Shares in financial institutions and banks around the world have been under stress after Silicon Valley Bank (SVB) said it plans to shore up its finances, the announcement lead to a crash in its own shares.
The effect of the Silicon Valley Bank (SVB) announcement saw the four largest US banks losing more than $50bn in market value.
The ripple effect traveled to other financial institutions around the world; bank shares in Asia and Europe fell sharply on Friday. In the UK, HSBC shares fell 4.8% and Barclays dropped 3.8%.
Silicon Valley Bank – SVB’s shares saw their biggest one-day drop in value on record on Thursday as they crashed by over 60% and eroded another 20% in after-hours trade.
The loss came a day after the bank announced a $2.25bn (£1.9bn) share sale to boost its finances.
SVB launched the share sale after it lost about $1.8bn when it offloaded a portfolio of assets, which comprised mainly of the United State’s government bonds.
The loss to Silicon Valley Bank (SVB), a key lender to technology start-ups raised fears about the continuity of support and financial standing of the bank, with some start-ups who have money deposited with them been advised to withdraw funds.
Hannah Chelkowski, founder of Blank Ventures is advising companies in her portfolio to withdraw funds.
“It’s crazy how it’s just unravelled like this. The interesting thing is that it’s the most start-up friendly bank and supported start-ups so much through Covid. Now VCs are telling their portfolio companies to pull their funds,” she said to BBC.
Silicon Valley Bank (SVB) is a major lender for early-stage businesses. It is the banking partner for almost half of US venture-backed technology and healthcare companies that were listed on stock markets last year.
There were concerns about the value of bonds held by banks as rising interest rates made those bonds less valuable.
Central banks around the world – including the US Federal Reserve and the Bank of England – have sharply increased interest rates as they try to manage rising inflation.
Banks mostly hold large portfolios of bonds and risk getting significant potential losses from them. The crash in the value of bonds held by banks is not necessarily a problem unless they are forced to sell them.
But, if banks like Silicon Valley Bank, have to sell the bonds they hold at a loss it could have an impact on their profits.

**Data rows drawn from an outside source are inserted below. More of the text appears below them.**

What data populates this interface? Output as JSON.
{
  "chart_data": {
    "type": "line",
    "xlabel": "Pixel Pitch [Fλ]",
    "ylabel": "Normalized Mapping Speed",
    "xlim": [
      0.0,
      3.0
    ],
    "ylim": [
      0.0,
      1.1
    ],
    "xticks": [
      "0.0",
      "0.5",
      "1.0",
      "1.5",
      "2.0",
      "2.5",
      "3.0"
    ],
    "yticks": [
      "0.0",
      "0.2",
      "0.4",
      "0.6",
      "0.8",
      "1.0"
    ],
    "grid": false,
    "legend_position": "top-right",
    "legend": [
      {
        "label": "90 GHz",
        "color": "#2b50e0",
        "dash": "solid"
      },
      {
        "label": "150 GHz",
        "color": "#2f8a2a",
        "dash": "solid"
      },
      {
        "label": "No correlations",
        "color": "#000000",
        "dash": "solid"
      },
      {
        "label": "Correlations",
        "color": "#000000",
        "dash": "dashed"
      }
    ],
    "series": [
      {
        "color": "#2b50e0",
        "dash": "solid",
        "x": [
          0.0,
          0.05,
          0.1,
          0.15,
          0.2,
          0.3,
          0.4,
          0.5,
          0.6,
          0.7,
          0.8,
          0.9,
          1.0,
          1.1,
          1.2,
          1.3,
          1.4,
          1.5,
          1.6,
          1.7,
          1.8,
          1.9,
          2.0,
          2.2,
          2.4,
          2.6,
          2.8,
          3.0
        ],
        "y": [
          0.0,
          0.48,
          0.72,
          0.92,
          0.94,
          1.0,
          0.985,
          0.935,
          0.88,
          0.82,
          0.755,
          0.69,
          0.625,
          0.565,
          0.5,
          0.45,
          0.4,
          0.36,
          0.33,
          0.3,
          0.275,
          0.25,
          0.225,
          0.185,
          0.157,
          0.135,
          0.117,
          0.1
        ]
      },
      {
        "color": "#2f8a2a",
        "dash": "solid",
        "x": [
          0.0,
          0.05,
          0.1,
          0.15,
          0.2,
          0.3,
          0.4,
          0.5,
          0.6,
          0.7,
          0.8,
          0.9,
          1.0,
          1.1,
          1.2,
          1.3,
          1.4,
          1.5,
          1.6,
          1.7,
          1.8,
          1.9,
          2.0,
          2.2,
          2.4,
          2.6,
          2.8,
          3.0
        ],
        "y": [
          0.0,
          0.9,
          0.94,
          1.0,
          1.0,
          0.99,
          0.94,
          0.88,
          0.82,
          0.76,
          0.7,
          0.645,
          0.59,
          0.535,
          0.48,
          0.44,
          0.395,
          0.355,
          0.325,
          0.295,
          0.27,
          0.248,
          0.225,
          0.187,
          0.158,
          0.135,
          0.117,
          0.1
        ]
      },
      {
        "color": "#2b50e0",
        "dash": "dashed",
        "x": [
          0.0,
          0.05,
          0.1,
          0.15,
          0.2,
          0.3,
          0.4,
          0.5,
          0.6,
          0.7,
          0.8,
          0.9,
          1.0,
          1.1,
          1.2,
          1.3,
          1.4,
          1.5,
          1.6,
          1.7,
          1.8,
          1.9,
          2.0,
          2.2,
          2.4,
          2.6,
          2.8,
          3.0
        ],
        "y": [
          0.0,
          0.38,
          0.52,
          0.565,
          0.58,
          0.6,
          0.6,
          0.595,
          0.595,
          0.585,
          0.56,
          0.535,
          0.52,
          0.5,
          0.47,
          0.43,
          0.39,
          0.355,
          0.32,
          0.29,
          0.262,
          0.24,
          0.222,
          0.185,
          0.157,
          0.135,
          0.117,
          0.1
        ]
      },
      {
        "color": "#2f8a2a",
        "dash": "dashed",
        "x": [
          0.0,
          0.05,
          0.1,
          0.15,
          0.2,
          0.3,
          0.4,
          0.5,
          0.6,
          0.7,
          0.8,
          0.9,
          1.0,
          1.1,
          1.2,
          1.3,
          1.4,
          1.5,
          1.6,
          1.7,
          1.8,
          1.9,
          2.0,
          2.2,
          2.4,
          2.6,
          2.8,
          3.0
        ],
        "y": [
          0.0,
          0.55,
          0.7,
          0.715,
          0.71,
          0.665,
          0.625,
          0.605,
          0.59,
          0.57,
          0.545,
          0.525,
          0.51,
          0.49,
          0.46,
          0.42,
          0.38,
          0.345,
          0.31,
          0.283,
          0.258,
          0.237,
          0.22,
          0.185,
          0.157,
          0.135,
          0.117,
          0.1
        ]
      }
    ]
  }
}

According to Ray Wang, founder, and chief executive of Silicon Valley-based consultancy Constellation Research, “The banks are casualties of the hike in interest rates.”
“Nobody at Silicon Valley Bank and in a lot of places thought that these interest rate hikes would have lasted this long. And I think that’s really what happened. They bet wrong,” he added.
Looking at the chain of events, Russ Mould, investment director at AJ Bell, opined that the ripple effect of the problems at Silicon Valley Bank (SVB) showed these sorts of events “often hint at vulnerabilities in the wider system”.